再々試合から3年後、箕島高校の創立100年記念式典が開催され、式典後グラウンドで、星稜高校OBを招いて親善試合が行われた。そこには報道陣も集まっていた。

その席で、尾藤は皆を前に大きな声で言った。

「今日は星稜のチームが来てくれました。加藤君もいます。私はこの場で加藤君の名誉のために言っておきます。あのときのファーストフライはエラーじゃなく、転倒です」

病気とは思えない、どこまでも響く声だった。そうだ、自分は落球じゃなく、必死にボールを追いかけた末の転倒だったのだと加藤は自分のプレーを誇ることができた。

加藤が最後に尾藤を見たのは、平成22年9月23日の星稜対箕島の再々々試合だった。舞台はあの熱戦を行った甲子園球場で、球審も、プラカード嬢も放送員もあのときと同じメンバーだった。これが最後の記念試合となる。尾藤のがんの症状は悪化して骨盤などに転移し、分刻みで投薬を受けていた。だが当日は車いすに乗って、明るい表情で球場に姿を現した。

「尾藤さんのノックを受けてみたかった」

このとき尾藤は報道陣に「甲子園で一番会いたい人は誰か」と聞かれ「加藤君です」と答えている。尾藤は1回の表裏の指揮を執って帰った。

観客席から拍手が起きると、尾藤は照れ臭そうにそっと帽子の鍔に手を添えて、軽く頭を下げた。

「勝敗を超えた仲間ができた。あの時代に生きることができて本当に幸せだった。そんな試合でした」

加藤はこの日、中学生になった峻平を尾藤に会わせている。彼は翌年から星稜高校で野球をすることになっていた。そんな話をすると、尾藤は微笑んで「こんなに大きくなったのか」としみじみと呟いた。尾藤は翌年3月6日、68歳で天国へ旅立った。

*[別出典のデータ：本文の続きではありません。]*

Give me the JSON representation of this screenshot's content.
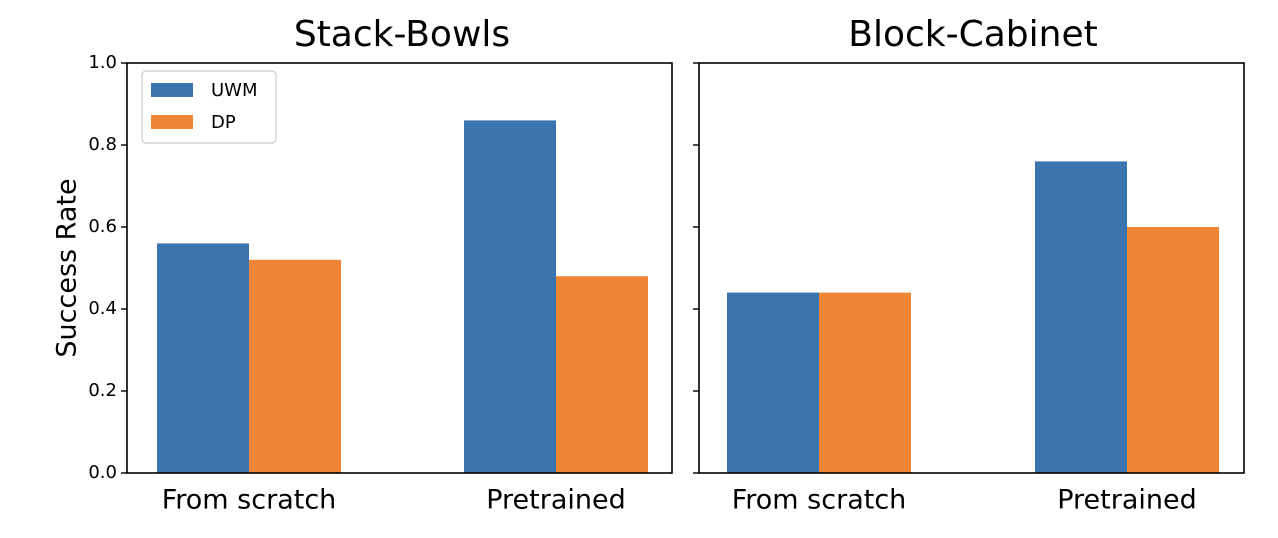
{
  "chart_data": {
    "type": "bar",
    "ylabel": "Success Rate",
    "ylim": [
      0,
      1.0
    ],
    "yticks": [
      "0.0",
      "0.2",
      "0.4",
      "0.6",
      "0.8",
      "1.0"
    ],
    "legend": {
      "placement": "top-left",
      "entries": [
        "UWM",
        "DP"
      ]
    },
    "colors": {
      "UWM": "#3b75af",
      "DP": "#ef8636"
    },
    "grid": false,
    "panels": [
      {
        "title": "Stack-Bowls",
        "categories": [
          "From scratch",
          "Pretrained"
        ],
        "series": [
          {
            "name": "UWM",
            "values": [
              0.56,
              0.86
            ]
          },
          {
            "name": "DP",
            "values": [
              0.52,
              0.48
            ]
          }
        ]
      },
      {
        "title": "Block-Cabinet",
        "categories": [
          "From scratch",
          "Pretrained"
        ],
        "series": [
          {
            "name": "UWM",
            "values": [
              0.44,
              0.76
            ]
          },
          {
            "name": "DP",
            "values": [
              0.44,
              0.6
            ]
          }
        ]
      }
    ]
  }
}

「尾藤さんのノックを受けてみたかったですね。2、3回も会えば、自分の監督のような気持ちになるんですよ。そんな人間の広さのある方でした」

平成25年の夏、峻平は星稜高校の一塁手として甲子園大会に出場、一回戦の鳴門高校戦ではセンター前ヒットも放った。試合には敗れたが、このとき加藤はアルプス席から息子を見守った。